Les deux premiers chapitres reviennent sur la période où Anne de France se trouve encore « dans l’ombre ». Ils permettent de mieux s’intéresser à l’éducation de très grande qualité* qu’elle a reçue à la Cour de France mais également cerner la personnalité politique en devenir avant qu’elle rentre véritablement dans la lumière. Louis XI a paré sa fille d’armes qui doivent lui permettre de capter le pouvoir à sa mort : son mariage avec Pierre de BEAUJEU, un pilier du pouvoir royal et la désignation du couple BEAUJEU devant toute la Cour comme les récipiendaires du pouvoir à sa mort et comme conseillers naturels de Charles lors de sa minorité. En faisant cela, Louis XI installe sa fille au cœur du gouvernement et légitime le couple BEAUJEU dans les premières années du règne de Charles VIII.

PRENDRE LE POUVOIR ET LE LÉGITIMER

En effet, lorsque s’ouvrent les États généraux en 1484 à Tours qui doivent désigner ceux qui gouverneront le royaume durant la minorité de Charles VIII, le couple BEAUJEU est légitime à plus d’un titre : car il s’inscrit dans la continuité politique de Louis XI (testament oral) et car Pierre de BEAUJEU a déjà exercé le pouvoir et ceci de manière efficace. Et c’est également à eux (et à Anne plus particulièrement) que l’on demande de continuer « ce qu’ils ont bien commencé et qu’ils aient le soin, la garde et le gouvernement » de la personne du jeune roi. Ces États généraux se transforment ainsi pour les BEAUJEU en une véritable entreprise de légitimation : ils viennent de gagner l’appui du droit et des grands corps du royaume. Néanmoins, le parti des princes (à la tête duquel on trouve Louis d’Orléans, futur Louis XII) ne l’entend pas de cette oreille et choisit la voie de la rébellion à la fin du l’année 1484. Le couple BEAUJEU doit développer et parfaire un discours de légitimité pour justifier de rester au pouvoir. Ils le justifient par leur présence autour du roi et par le contrôle à l’accès au roi (notamment en écartant les princes révoltés).
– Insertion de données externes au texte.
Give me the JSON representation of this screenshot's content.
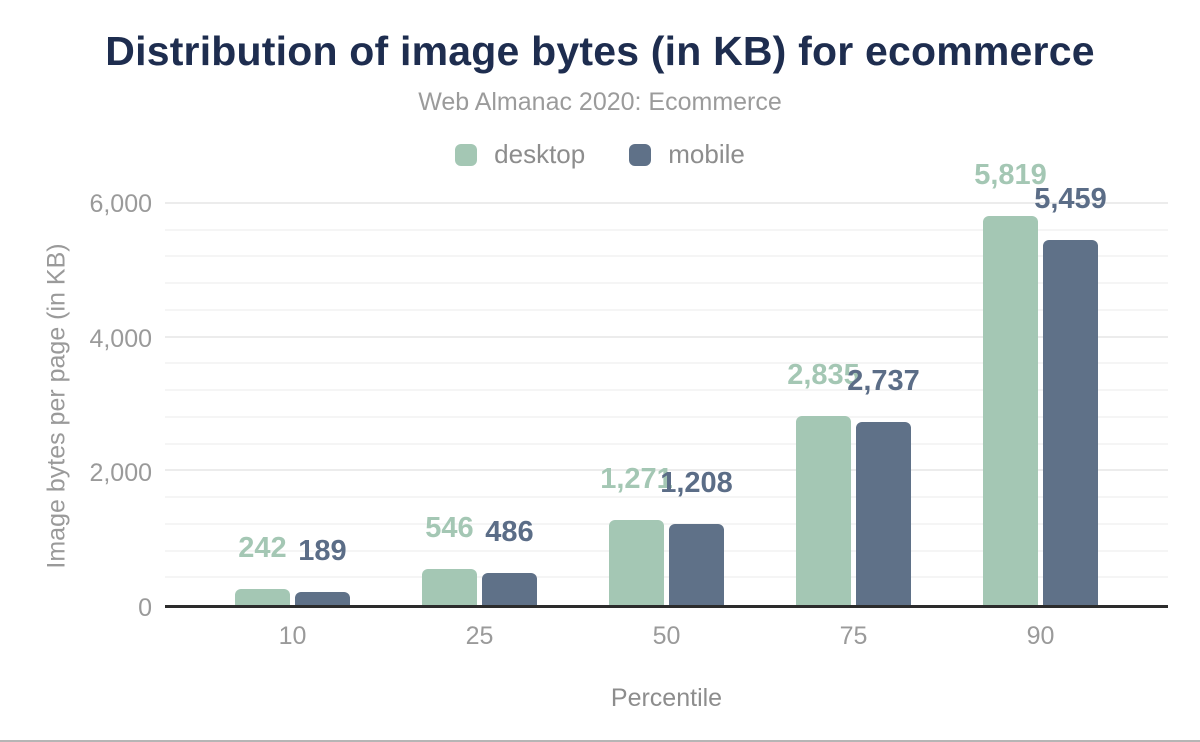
{
  "chart": {
    "title": "Distribution of image bytes (in KB) for ecommerce",
    "subtitle": "Web Almanac 2020: Ecommerce"
  },
  "chart_data": {
    "type": "bar",
    "title": "Distribution of image bytes (in KB) for ecommerce",
    "subtitle": "Web Almanac 2020: Ecommerce",
    "categories": [
      "10",
      "25",
      "50",
      "75",
      "90"
    ],
    "series": [
      {
        "name": "desktop",
        "color": "#a4c7b4",
        "label_color": "#a4c7b4",
        "values": [
          242,
          546,
          1271,
          2835,
          5819
        ]
      },
      {
        "name": "mobile",
        "color": "#5f7188",
        "label_color": "#5b6d87",
        "values": [
          189,
          486,
          1208,
          2737,
          5459
        ]
      }
    ],
    "xlabel": "Percentile",
    "ylabel": "Image bytes per page (in KB)",
    "ylim": [
      0,
      6000
    ],
    "yticks": [
      0,
      2000,
      4000,
      6000
    ],
    "minor_grid_step": 400,
    "grid": true,
    "legend_position": "top",
    "data_labels": true
  }
}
Anne de France joue, quant à elle, la carte de la fille d’un roi (épouse d’un des plus puissants princes du royaume et l’un des plus fidèles serviteurs de la royauté) et de la sœur du roi. A ce titre, elle est « comme une mère » pour Charles VIII, à la fois éducatrice et conseillère. Enfin, la manière d’exercer le pouvoir de façon prudente et vertueuse consolide également sa légitimité à la tête du royaume. C’est durant cette période qu’Anne de France développe une pratique novatrice du pouvoir.

UNE PRATIQUE DU POUVOIR AU FÉMININ

En effet, Anne de France se distingue des princes de son temps en développant la symbolique d’un pouvoir au féminin. Elle est celle qui cherche à « acquérir l’amour de tous et de toutes » (Christine de PIZAN) et qui joue le rôle d’intercession auprès du roi pour adoucir ou tempérer certaines de ses décisions. Elle devient ainsi la « dame de cœur » de Charles VIII, ce qui renforce le pouvoir du roi en lui donnant une dimension affective. Elle s’affirme également par son rôle de « moyenneresse » de paix et de concorde. Cet idéal l’amène à utiliser l’instrument de la paix par excellence au Moyen Âge : le mariage. Anne de France s’investit dans la réalisation d’une vingtaine de mariages dont deux princiers l’étaient pour obtenir une paix durable dans le royaume de France : le premier entre Charles VIII et Marguerite d’Autriche en 1483, le second entre Charles VIII et Anne de Bretagne en 1491. Elle devient la reine d’une cour féminine en mettant en place une « Cour des Dames », puis elle développe une mise en scène de cet espace curiale dans lequel elle occupe une place de premier plan et dans lequel elle peut affirmer sa puissance.

Le résultat du passage de l’ouvrage universitaire à l’ouvrage de vulgarisation est des plus réussi. En plus d’être un ouvrage nous offrant un éclairage nouveau sur cette personnalité incontournable de la fin du Moyen Âge, il est également une invitation, pour nous professeurs d’Histoire, à lui faire une place (et également à Louise de Savoie, à Anne de Bretagne et à Marguerite d’Autriche) au sein de nos cours pour ouvrir les élèves aux études novatrices autour du queenship et du pouvoir au féminin à la fin de la période médiévale et au début de la période moderne.